Within a few years of his first trip to that destitute village, Professor Yunus created the Grameen Bank to act as a bank to the poor in Bangladesh. Today, Grameen Bank has over 2,500 branches. It serves over 8.3 million people in 81,000 villages. It has disbursed nearly $10 billion to the poor, with a recovery rate around 97 percent. Most importantly, it is estimated that nearly 60 percent of Grameen Bank's borrowers have crossed the poverty line. Many of these are women. Over the last three decades, Dr. Yunus has made the elimination of poverty his life's work. And the concept of microcredit has been widely adopted as an idea. And the idea has evolved from microcredit into the field of microfinance, which now serves the poor with a portfolio of financial services, including savings accounts and insurance and fund transfers, educational loans, and pension plans.

The World Bank estimates that microfinance institutions now serve 160 million people in developing countries. Women, who make up 60 percent of the world's poorest citizens and disproportionately shoulder the burdens of poverty, receive over 95 percent of the microloans. The funds allow them to increase their independence and improve the quality of life for their entire families. Children of borrowers are more likely to attend school and enjoy better nutrition.
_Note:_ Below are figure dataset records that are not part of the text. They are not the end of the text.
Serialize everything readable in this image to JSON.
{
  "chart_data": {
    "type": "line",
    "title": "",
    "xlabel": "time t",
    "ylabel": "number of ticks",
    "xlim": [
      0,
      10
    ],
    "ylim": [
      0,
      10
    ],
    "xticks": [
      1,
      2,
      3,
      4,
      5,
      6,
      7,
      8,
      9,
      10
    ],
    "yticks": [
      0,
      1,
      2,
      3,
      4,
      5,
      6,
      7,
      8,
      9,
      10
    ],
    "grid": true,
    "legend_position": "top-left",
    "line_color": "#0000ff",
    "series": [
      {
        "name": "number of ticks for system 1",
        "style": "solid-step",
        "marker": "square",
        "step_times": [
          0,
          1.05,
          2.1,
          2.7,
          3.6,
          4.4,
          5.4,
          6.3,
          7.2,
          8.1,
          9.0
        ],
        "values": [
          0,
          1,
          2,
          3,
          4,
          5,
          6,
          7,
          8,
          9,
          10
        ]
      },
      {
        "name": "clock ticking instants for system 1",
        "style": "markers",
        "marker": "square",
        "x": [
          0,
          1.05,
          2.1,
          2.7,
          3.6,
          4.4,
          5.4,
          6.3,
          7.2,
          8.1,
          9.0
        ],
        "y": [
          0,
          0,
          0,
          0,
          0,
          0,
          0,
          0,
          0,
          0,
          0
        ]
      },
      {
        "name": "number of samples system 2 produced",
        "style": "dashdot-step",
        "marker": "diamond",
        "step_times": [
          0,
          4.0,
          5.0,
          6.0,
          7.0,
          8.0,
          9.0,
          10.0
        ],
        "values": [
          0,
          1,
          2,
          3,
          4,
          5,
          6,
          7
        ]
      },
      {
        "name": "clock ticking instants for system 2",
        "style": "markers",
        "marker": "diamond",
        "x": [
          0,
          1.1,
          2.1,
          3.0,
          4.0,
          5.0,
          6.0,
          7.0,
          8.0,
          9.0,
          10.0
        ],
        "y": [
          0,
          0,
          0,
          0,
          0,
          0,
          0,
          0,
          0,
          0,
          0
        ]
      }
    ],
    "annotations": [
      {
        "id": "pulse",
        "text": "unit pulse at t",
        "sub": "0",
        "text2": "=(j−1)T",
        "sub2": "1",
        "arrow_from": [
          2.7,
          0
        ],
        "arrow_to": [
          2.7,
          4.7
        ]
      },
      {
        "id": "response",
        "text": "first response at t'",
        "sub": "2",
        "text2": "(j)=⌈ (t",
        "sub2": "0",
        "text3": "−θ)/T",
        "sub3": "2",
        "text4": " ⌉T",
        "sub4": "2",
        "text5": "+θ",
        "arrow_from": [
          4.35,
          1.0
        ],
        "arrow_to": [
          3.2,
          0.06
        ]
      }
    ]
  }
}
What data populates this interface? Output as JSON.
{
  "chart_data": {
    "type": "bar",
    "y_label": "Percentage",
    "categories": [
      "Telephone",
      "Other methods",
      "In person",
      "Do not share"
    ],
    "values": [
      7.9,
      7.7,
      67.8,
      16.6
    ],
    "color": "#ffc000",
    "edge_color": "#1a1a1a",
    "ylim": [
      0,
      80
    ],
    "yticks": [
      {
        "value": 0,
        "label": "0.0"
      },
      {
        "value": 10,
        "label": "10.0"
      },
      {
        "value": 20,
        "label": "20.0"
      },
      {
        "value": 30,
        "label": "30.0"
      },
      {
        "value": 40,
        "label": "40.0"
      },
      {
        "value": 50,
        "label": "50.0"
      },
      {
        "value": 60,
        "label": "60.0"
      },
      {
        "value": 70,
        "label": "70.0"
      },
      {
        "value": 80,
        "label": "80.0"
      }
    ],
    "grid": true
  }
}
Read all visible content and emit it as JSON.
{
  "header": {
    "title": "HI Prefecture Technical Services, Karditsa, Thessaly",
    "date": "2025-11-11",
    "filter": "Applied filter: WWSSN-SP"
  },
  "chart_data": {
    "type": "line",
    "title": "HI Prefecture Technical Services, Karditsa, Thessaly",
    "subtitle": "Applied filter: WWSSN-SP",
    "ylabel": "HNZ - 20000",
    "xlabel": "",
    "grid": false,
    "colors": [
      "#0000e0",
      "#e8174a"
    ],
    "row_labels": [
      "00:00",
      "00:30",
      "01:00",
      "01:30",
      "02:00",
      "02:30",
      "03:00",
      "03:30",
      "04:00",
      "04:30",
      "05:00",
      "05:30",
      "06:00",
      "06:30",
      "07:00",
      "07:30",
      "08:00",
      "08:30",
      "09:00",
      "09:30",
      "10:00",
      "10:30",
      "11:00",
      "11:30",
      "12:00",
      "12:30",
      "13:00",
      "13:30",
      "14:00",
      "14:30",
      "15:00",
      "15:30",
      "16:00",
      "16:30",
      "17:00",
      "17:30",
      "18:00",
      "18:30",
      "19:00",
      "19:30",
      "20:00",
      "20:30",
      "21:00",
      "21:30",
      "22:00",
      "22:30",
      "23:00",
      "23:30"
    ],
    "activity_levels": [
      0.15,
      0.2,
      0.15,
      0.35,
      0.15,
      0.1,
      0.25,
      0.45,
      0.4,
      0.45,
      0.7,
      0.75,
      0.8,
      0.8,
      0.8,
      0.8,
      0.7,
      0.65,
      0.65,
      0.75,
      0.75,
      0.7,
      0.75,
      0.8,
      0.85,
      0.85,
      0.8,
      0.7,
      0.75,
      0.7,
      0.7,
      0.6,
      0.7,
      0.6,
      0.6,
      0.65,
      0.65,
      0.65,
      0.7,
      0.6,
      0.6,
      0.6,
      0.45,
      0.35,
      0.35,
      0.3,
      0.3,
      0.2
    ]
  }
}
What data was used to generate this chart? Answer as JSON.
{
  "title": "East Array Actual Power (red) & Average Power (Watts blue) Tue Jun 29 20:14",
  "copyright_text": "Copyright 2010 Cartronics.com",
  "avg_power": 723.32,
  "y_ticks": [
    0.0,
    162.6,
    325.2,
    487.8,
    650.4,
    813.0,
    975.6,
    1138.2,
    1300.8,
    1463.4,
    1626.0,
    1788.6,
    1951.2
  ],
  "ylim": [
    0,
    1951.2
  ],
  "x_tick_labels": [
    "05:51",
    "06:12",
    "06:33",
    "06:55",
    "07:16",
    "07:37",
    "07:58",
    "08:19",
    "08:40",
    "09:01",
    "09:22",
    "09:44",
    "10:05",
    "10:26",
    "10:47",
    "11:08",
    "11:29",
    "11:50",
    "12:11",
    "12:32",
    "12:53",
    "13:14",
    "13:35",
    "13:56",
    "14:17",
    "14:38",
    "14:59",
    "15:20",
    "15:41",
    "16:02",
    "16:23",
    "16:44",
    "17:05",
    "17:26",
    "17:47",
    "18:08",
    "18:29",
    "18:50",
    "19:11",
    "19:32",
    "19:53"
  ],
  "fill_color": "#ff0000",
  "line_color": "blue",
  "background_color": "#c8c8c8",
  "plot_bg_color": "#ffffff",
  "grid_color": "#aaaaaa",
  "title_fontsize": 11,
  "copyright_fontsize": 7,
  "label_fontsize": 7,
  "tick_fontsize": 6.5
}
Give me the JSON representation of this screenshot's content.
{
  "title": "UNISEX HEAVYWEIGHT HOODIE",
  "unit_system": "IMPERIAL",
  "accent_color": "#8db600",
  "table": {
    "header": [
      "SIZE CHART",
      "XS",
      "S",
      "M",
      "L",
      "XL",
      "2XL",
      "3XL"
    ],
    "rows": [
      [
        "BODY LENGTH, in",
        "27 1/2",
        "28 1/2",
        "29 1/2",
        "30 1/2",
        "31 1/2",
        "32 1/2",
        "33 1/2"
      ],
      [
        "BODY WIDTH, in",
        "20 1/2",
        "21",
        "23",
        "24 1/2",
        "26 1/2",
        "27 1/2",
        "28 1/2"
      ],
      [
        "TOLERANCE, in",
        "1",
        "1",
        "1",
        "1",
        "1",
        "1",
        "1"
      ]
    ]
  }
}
Yet even with these accomplishments, there is more to be done. There are 2.6 billion people around the world who live on less than $2 a day. And the poorest 1.4 billion live on less than $1.25 per day. Microfinance still needs to take deeper root in Africa, where 75 percent of the population lives on less than $2 per day. We must commit ourselves to addressing their needs, and microfinance can be a key component of that work. Muhammad Yunus and those who have followed in his footsteps have made it possible for the working poor to transform themselves into an entrepreneurial middle class and for beggars to become business people.

Professor Yunus has been recognized with the Nobel Prize for Peace and the U.S. Presidential Medal of Freedom. He continues to challenge economic preconceptions and to challenge the acceptance of poverty around the world. We, with this, further honor his achievements and his extraordinary vision of making poverty, as he spoke in Oslo, a concept that future generations may understand only by visiting a museum.

Finally, I would like to acknowledge some of the people who helped bring this bill to the floor. My colleagues Representative Moran of Virginia, Representative Ileana Ros-Lehtinen, Representative Carter, Representative McDermott have been instrumental. Grassroots members of the RESULTS advocacy organization from around the country have helped raise awareness about microfinance and the effort to recognize Muhammad Yunus for his efforts. I commend Senators Durbin and Bennett for their leadership in moving this bill through the Senate, and I thank Chairman Frank for his assistance in expediting consideration here in the House.